I regularly bang my hand against the corner of an armoir that is on the path from my living room to my bedroom and I was lamenting this fact to my sister and she said, "Well, you do have a really wide arm swing." So now, every time I walk I picture myself LUMBERING around with my ape like arms. Most of the time I can laugh about it.
Only a sister could notice something like a "really wide arm swing"...not only that, they're probably the only ones in the world who would point that stuff out to you. And Rachel, for the record, I just can't for the life of me, not for one itty-bitty second, imagine all of that humor coming from someone with an ape swing...nope! Just can't do it...
hahah. .your brownies! when we lived at Tucker you began experimenting with microwavable brownies, something to this day I don't think has been mastered. Anyway, we used to get so excited because they would come out like ROCKS and we would soak them for minutes in our milk before we could bite through them without injuring ourselves. It made our treat last a long time! :)

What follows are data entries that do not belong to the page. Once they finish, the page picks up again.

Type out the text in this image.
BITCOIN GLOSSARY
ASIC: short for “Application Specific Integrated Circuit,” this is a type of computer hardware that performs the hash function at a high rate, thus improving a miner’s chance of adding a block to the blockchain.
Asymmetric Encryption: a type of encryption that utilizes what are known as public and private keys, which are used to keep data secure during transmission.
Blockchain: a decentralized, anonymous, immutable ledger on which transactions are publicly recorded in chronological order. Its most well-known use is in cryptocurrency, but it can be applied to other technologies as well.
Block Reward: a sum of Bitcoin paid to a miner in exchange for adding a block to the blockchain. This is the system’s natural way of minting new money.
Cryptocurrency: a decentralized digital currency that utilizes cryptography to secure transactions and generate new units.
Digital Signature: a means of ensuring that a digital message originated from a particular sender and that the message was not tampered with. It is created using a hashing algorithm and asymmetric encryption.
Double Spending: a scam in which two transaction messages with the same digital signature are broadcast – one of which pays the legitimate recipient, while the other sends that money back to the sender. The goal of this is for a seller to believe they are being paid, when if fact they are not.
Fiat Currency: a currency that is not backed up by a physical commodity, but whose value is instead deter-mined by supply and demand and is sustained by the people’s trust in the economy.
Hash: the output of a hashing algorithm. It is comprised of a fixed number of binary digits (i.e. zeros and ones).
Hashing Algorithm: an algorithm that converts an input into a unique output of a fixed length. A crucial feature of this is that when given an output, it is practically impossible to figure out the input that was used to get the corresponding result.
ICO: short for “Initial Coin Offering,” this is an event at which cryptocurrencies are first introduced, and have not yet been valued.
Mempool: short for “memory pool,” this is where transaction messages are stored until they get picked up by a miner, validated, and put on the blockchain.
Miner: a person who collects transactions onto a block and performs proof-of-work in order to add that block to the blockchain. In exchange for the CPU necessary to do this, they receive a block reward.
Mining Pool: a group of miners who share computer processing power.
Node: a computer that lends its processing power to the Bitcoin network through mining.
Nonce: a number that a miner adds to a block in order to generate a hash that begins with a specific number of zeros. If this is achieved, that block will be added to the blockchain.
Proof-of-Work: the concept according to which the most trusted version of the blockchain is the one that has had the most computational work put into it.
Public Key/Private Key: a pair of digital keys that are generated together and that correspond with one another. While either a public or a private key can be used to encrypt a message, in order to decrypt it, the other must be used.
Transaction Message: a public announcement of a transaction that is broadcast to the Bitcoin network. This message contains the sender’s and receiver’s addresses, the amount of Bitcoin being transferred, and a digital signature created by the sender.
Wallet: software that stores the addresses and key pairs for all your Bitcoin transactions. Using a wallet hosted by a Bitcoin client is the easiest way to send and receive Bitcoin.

Irish Butter brings international hits! Sounds like a headline in an entertainment e-zine.
I'm glad for YOU! We both are, so keep on keepin' on. You're the only one I've got left, so you better live forever.
Also, Emmy said you used to microwave brownies? I remember you made a microwave fried chicken recipe that was so hard to bite into it broke one of the brackets on my teeth and I had to go in and see the orthodontist the next day.
FYI, those are stuck to one's teeth with CEMENT.
For those things that require regular cooking, cook them regularly, mmmk?